014
「どこでそれを?」
「黒い髪の女の子がそういった」
「ヨミに会ったの?」
「Yo、Me?」
「ヨ、ミ、よ。あの子の名前。あなたよく無事だったわね」
「TBが助けてくれた」
TBの手が僕のグラスに伸びた。彼女はまだほとんど手付かずの酒をくっ、と一息で飲み干すとグラスを逆さまに伏せてテーブルにコン、と置いた。
「なかなかやるわね。今度勝負しない?」
フランチェスカの言葉にTBはにやりと笑った。やれやれというふうに首を振って、バーニィは続けた。
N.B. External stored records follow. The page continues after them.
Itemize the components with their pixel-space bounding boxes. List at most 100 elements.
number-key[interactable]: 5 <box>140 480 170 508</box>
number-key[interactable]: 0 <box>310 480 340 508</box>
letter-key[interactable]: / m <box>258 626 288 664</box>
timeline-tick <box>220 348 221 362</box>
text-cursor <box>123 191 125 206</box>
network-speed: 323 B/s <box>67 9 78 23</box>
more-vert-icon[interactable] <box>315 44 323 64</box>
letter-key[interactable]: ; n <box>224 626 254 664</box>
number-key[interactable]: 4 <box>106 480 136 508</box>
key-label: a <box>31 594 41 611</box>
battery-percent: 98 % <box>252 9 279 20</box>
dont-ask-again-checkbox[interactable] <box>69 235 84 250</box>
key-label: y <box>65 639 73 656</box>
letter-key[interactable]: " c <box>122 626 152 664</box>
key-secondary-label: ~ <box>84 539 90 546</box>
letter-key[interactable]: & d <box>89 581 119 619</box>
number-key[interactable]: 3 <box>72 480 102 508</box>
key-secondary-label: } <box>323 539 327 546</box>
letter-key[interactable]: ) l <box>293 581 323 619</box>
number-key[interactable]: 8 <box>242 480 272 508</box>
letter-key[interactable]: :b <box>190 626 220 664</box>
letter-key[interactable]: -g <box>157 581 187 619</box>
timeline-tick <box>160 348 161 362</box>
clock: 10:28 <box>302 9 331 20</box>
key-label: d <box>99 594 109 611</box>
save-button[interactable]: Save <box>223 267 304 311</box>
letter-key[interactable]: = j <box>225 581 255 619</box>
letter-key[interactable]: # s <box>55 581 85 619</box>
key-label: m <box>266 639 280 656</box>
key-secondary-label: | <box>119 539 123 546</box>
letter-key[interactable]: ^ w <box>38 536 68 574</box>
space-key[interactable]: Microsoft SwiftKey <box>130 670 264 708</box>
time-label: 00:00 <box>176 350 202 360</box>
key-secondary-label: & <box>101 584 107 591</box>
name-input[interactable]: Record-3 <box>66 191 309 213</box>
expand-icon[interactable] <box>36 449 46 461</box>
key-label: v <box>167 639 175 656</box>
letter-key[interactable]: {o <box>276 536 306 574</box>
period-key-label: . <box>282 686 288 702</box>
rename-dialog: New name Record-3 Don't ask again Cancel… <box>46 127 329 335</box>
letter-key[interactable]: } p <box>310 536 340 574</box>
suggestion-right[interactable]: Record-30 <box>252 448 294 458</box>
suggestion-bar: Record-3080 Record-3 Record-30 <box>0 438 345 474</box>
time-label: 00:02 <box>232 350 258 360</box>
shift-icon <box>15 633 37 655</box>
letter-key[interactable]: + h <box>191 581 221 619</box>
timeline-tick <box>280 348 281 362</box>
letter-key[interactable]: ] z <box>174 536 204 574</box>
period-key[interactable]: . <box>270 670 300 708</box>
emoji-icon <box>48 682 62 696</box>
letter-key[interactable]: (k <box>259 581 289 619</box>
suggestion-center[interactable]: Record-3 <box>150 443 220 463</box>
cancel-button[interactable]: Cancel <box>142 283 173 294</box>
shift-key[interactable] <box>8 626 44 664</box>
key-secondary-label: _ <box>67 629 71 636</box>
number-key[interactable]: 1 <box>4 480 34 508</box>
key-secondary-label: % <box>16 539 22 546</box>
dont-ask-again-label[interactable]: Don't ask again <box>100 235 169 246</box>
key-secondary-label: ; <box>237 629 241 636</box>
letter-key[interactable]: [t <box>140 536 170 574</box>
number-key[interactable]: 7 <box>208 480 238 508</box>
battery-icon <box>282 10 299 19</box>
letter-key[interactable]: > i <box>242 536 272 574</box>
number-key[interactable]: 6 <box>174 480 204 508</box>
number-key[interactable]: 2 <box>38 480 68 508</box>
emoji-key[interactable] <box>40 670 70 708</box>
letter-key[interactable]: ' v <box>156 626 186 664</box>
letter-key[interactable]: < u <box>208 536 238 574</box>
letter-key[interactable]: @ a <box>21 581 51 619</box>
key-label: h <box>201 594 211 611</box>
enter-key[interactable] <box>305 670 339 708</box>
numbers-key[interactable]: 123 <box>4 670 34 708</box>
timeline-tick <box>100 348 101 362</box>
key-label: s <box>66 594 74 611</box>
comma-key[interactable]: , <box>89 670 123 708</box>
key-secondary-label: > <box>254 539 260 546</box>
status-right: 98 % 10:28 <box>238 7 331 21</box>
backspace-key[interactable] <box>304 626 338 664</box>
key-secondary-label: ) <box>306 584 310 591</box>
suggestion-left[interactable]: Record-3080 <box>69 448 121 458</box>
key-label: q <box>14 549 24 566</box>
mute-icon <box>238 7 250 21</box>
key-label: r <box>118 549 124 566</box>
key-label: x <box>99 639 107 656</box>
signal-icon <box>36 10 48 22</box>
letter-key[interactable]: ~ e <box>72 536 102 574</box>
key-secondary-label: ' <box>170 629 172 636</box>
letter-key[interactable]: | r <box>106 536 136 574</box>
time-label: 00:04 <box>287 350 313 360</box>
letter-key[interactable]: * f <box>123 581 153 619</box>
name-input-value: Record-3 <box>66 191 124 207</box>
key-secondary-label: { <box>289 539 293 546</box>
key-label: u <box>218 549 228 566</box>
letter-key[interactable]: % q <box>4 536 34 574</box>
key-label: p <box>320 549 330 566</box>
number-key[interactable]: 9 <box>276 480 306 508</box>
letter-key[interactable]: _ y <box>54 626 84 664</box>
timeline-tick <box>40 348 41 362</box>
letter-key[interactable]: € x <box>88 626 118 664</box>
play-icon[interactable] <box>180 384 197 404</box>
「ある勢力に抵抗するために、『アーム』は作られた。だが、その名前を知る者は限られている。表向きはただのならず者の集団だ。『アーム』は各地に存在している。西部地区だけじゃない。東部にも南部にもある。そして中には過激な方針の奴らもいる。それがヨミたちだ。俺たちは比較的穏健なほうなんだぜ」
「その、ある勢力って」
「とても大きな力さ。とてつもなく大きな」
そこでバーニィは口をつぐんだ。口元の苦笑が消えている。ひんやりとした風が吹いてかがり火を揺らした。
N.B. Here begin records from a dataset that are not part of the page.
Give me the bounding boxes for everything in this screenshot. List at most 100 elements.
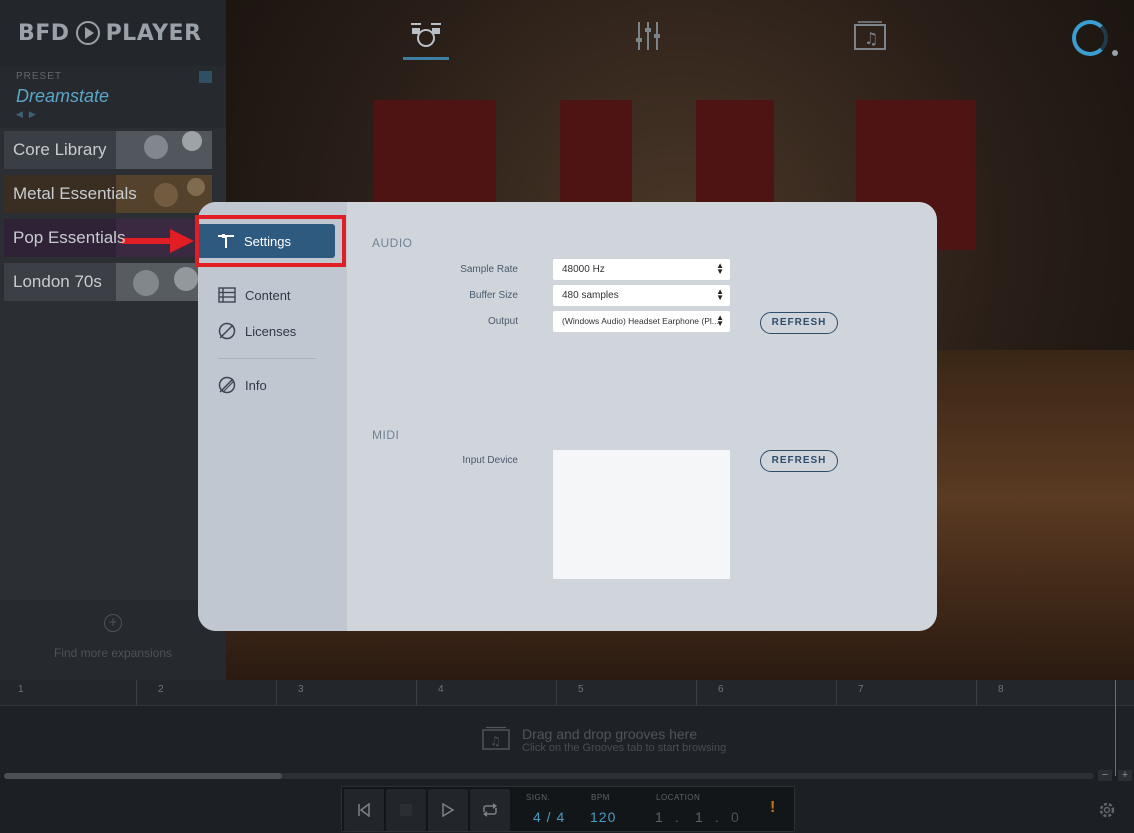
red-arrow-icon [122, 229, 194, 253]
playhead[interactable] [1115, 680, 1116, 776]
sample-rate-label: Sample Rate [460, 264, 518, 275]
highlight-box [195, 215, 346, 267]
settings-content: AUDIO Sample Rate 48000 Hz ▲ ▼ Buffer Siz… [347, 202, 937, 631]
preset-nav-arrows-icon[interactable]: ◀▶ [16, 109, 210, 120]
add-icon: + [104, 614, 122, 632]
play-button[interactable] [428, 789, 468, 831]
tab-kit[interactable] [403, 18, 449, 60]
groove-hint-title: Drag and drop grooves here [522, 726, 698, 742]
updown-chevron-icon: ▲ ▼ [716, 261, 724, 276]
loop-button[interactable] [470, 789, 510, 831]
list-icon [218, 287, 236, 303]
info-icon [218, 376, 236, 394]
logo-text: BFD [18, 20, 70, 46]
bar-number: 4 [438, 684, 444, 695]
tab-mixer[interactable] [625, 18, 671, 58]
transport-bar: SIGN. 4 / 4 BPM 120 LOCATION 1 . 1 . 0 ! [341, 786, 795, 832]
buffer-size-value: 480 samples [562, 290, 619, 301]
zoom-out-button[interactable]: − [1098, 770, 1112, 781]
groove-drop-hint: ♫ Drag and drop grooves here Click on th… [482, 726, 726, 754]
audio-refresh-button[interactable]: REFRESH [760, 312, 838, 334]
bar-tick [976, 680, 977, 706]
app-logo: BFD PLAYER [0, 0, 226, 66]
preset-label: PRESET [16, 71, 63, 82]
bpm-value[interactable]: 120 [590, 809, 616, 825]
rewind-button[interactable] [344, 789, 384, 831]
nav-content[interactable]: Content [198, 277, 347, 313]
nav-divider [218, 358, 316, 359]
nav-licenses[interactable]: Licenses [198, 313, 347, 349]
location-label: LOCATION [656, 793, 701, 802]
nav-content-label: Content [245, 287, 291, 303]
library-item-london[interactable]: London 70s [4, 263, 212, 301]
output-select[interactable]: (Windows Audio) Headset Earphone (Pl... … [553, 311, 730, 332]
output-value: (Windows Audio) Headset Earphone (Pl... [562, 316, 719, 326]
bar-tick [276, 680, 277, 706]
warning-icon[interactable]: ! [770, 799, 775, 817]
audio-section-title: AUDIO [372, 236, 413, 250]
library-item-core[interactable]: Core Library [4, 131, 212, 169]
bar-number: 7 [858, 684, 864, 695]
bpm-label: BPM [591, 793, 610, 802]
library-item-label: London 70s [13, 272, 102, 291]
stop-button[interactable] [386, 789, 426, 831]
signature-value[interactable]: 4 / 4 [533, 809, 565, 825]
output-label: Output [487, 316, 518, 327]
sample-rate-select[interactable]: 48000 Hz ▲ ▼ [553, 259, 730, 280]
signature-label: SIGN. [526, 793, 551, 802]
license-icon [218, 322, 236, 340]
midi-refresh-button[interactable]: REFRESH [760, 450, 838, 472]
bar-number: 5 [578, 684, 584, 695]
kit-thumbnail-icon [116, 131, 212, 169]
bar-number: 1 [18, 684, 24, 695]
buffer-size-select[interactable]: 480 samples ▲ ▼ [553, 285, 730, 306]
bar-tick [836, 680, 837, 706]
bar-tick [416, 680, 417, 706]
timeline-ruler[interactable]: 1 2 3 4 5 6 7 8 [0, 680, 1134, 706]
zoom-in-button[interactable]: + [1118, 770, 1132, 781]
tab-grooves[interactable]: ♫ [847, 18, 893, 58]
nav-info[interactable]: Info [198, 367, 347, 403]
bar-number: 8 [998, 684, 1004, 695]
drum-kit-icon [411, 23, 441, 47]
bar-tick [696, 680, 697, 706]
loop-icon [483, 803, 497, 817]
location-bar[interactable]: 1 [655, 809, 664, 825]
location-tick[interactable]: 0 [731, 809, 740, 825]
play-icon [442, 803, 455, 817]
scrollbar-thumb[interactable] [4, 773, 282, 779]
updown-chevron-icon: ▲ ▼ [716, 313, 724, 328]
bar-tick [136, 680, 137, 706]
bar-number: 2 [158, 684, 164, 695]
status-dot [1112, 50, 1118, 56]
preset-dropdown-icon[interactable] [199, 71, 212, 83]
master-volume-knob[interactable] [1072, 20, 1108, 56]
library-item-label: Pop Essentials [13, 228, 126, 247]
grooves-icon: ♫ [854, 21, 886, 50]
bar-tick [556, 680, 557, 706]
input-device-label: Input Device [462, 455, 518, 466]
library-item-label: Core Library [13, 140, 107, 159]
updown-chevron-icon: ▲ ▼ [716, 287, 724, 302]
preset-selector[interactable]: PRESET Dreamstate ◀▶ [0, 66, 226, 128]
nav-info-label: Info [245, 377, 267, 393]
bar-number: 3 [298, 684, 304, 695]
nav-licenses-label: Licenses [245, 323, 297, 339]
sample-rate-value: 48000 Hz [562, 264, 605, 275]
midi-input-device-list[interactable] [553, 450, 730, 579]
mixer-icon [636, 22, 660, 50]
find-more-expansions[interactable]: + Find more expansions [0, 600, 226, 680]
svg-text:♫: ♫ [864, 29, 878, 48]
preset-name[interactable]: Dreamstate [16, 86, 210, 107]
location-beat[interactable]: 1 [695, 809, 704, 825]
gear-icon[interactable] [1097, 800, 1117, 820]
top-nav: ♫ [226, 0, 1134, 66]
groove-hint-subtitle: Click on the Grooves tab to start browsi… [522, 742, 727, 754]
skip-back-icon [358, 803, 370, 817]
groove-file-icon: ♫ [482, 726, 510, 750]
bar-number: 6 [718, 684, 724, 695]
location-sep: . [675, 809, 680, 825]
buffer-size-label: Buffer Size [469, 290, 518, 301]
stop-icon [400, 804, 412, 816]
library-item-metal[interactable]: Metal Essentials [4, 175, 212, 213]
「ドクのせがれ、あんたにひとつ長生きの秘訣を教えてやろう」
老人が僕の背中をぽん、とたたいた。
「ワシが長生きできたのは、人よりも臆病だったからじゃ。あせることはない。ゆっくり行け。それに、あんたはひとりじゃない。必ず仲間がいることを忘れんようにするこった」
そういって立ち上がると、少し離れた岩場に座って、ギターを弾き始めた。
「今日はここまでにしよう。明日は日の出と共に出発する。続きはまたおいおい話そう」
僕たちは立ち上がった。
「ああ、そうだ。すまないが余分なベッドがないんだ。あんたたち――」
TBが手を上げてうなずくと、すたすたと厩舎の方に歩き出した。よく分からないけど、とりあえずついていこう。
「坊や」
呼び止めた声に振り返る。
「ドクは必ず助け出してやる」
かがり火を背に立っているバーニィとフランチェスカの姿を見て、僕も早く大人になりたいと、なぜか不意にそう思った。
TBは大きなピッチフォークを軽々と振るって大量の干草を移動させると、あっという間に即席のベッドをふたつ作ってしまった。そのひとつにどさっと体を横たえて、帽子を顔の上に被せた。
風に乗って、ジェシーのギターと彼のしゃがれた歌声がかすかに聴こえてくる。
「ねぇ、TB。TBも昔の父さんのことを知ってるんだよね。なんだか父さんのことが分からなくなってしまった。父さんは本当はどんな人なんだろう。僕はこのまま追いかけて行っていいんだろうか」
TBは上半身だけ起き上がると、右手の人差し指を僕の左胸に近づけて、一インチ手前でぴたりと止めた。
「自分の気持ちを信じろ、ってこと?」
満足そうにうなずくと、また干草の上に寝転がり、おおきなあくびをした。
考えても仕方ない。奴らを追いかけよう。僕も干草の上に寝転ぶ。こんなベッドは初めてだったけど、思った以上に寝心地がいい。
ジェシーの歌声が聴こえる。
「おやすみ アイリーン
おやすみ アイリーン
夢の中で お前に会うよ」
僕はいつしか眠りに落ちていった。
夢の中に、フランチェスカがヨミと呼んだあの黒髪の少女が出てきた気がするけど、暗い眠りのあわいに切れ切れに消えてしまった。